Government withdraws its intervention in Buckinghamshire children’s services

But government's improvement partners raise concerns about whether the council can sustain its current level of progress

Photo: Mateus Lunardi Dutra/Flickr

The government does not need to intervene further into Buckinghamshire’s once troubled children’s services, a report from the Department for Education has recommended.

Prepared by consultancy Red Quadrant, the council’s government-appointed improvement partners, a review of Buckinghamshire’s improvement plans found the authority’s children’s services are making progress after a slow start.

Some concerns were raised about the recent improvements, however, with the authors unsure about whether the council would be able to sustain its progress.

Oversight and challenge

It recommended the department’s level of intervention is not escalated, but that close oversight and challenge is maintained.

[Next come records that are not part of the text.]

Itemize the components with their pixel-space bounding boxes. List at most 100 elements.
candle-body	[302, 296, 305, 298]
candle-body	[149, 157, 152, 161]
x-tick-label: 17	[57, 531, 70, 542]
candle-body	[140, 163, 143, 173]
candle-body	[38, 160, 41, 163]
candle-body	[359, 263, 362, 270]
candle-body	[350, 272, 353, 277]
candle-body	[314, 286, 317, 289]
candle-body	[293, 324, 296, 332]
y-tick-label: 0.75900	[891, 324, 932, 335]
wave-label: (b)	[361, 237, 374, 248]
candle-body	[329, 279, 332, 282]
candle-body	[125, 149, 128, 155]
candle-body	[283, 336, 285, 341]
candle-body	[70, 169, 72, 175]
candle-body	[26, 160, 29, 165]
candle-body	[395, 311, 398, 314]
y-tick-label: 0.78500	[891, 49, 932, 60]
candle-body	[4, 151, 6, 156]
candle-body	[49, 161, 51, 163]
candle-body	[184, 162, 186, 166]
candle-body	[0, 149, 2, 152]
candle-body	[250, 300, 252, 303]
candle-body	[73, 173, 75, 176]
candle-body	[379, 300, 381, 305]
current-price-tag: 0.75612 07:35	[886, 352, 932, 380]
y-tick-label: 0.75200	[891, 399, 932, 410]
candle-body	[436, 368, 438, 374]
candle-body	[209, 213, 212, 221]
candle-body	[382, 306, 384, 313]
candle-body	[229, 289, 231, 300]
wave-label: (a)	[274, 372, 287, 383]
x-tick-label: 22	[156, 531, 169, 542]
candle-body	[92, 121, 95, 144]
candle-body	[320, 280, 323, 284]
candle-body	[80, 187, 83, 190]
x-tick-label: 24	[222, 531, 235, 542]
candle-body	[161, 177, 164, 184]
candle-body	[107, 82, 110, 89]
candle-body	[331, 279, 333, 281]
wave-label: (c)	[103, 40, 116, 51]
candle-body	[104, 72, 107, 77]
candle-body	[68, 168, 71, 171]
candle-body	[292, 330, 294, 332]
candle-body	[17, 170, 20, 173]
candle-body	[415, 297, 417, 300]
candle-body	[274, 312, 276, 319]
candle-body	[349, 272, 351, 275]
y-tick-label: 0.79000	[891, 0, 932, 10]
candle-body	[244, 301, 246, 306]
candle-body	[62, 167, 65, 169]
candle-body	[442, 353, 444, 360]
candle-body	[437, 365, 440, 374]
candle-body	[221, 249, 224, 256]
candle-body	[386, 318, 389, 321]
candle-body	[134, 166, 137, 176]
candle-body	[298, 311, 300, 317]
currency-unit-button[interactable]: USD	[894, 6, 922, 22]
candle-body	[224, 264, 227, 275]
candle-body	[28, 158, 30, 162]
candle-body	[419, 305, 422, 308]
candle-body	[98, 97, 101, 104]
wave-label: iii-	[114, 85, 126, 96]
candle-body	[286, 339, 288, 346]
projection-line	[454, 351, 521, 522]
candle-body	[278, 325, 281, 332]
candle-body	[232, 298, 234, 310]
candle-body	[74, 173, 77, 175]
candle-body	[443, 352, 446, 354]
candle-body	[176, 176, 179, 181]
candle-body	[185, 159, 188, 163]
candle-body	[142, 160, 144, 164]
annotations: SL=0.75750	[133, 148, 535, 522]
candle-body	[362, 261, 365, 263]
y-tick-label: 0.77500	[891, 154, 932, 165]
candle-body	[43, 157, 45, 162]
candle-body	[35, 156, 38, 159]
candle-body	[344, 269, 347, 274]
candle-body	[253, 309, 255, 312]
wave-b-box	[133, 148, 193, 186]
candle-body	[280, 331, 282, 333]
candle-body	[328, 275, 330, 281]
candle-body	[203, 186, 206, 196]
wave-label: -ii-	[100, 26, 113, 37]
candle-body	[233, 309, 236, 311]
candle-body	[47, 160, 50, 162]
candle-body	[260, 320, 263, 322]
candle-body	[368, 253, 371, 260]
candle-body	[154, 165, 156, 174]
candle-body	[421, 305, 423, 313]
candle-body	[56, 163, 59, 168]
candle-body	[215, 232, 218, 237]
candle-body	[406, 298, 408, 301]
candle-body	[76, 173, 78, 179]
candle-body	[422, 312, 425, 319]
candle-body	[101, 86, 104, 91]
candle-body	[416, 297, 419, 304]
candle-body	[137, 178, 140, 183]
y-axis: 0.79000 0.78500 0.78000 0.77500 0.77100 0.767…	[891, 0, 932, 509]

The authority has been the focus of an improvement plan since an Ofsted inspection, published in August last year, deemed its children’s services to be inadequate.

“Buckinghamshire council has not made sufficient progress since the Ofsted inspection,” the review stated, “but this has recently accelerated and is now improving well.”

The review also called for an independent chair to be appointed to the improvement board, currently led by the council’s chief executive. If fully implemented, the improvement plan and recommendations will have a “significant impact” towards improving child safeguarding in Buckinghamshire, the review stated.

Sense of urgency

But the council needs to maintain the pace and sense of urgency for improving services, the review recommended, while there needs to be more attention from managers on making sure frontline practice improvements are put in quickly.

Chief executive Chris Williams said: “This is good news in that the [government] has the confidence, despite some reservations, that we can bring about the required improvements ourselves, rather than appointing external commissioners.”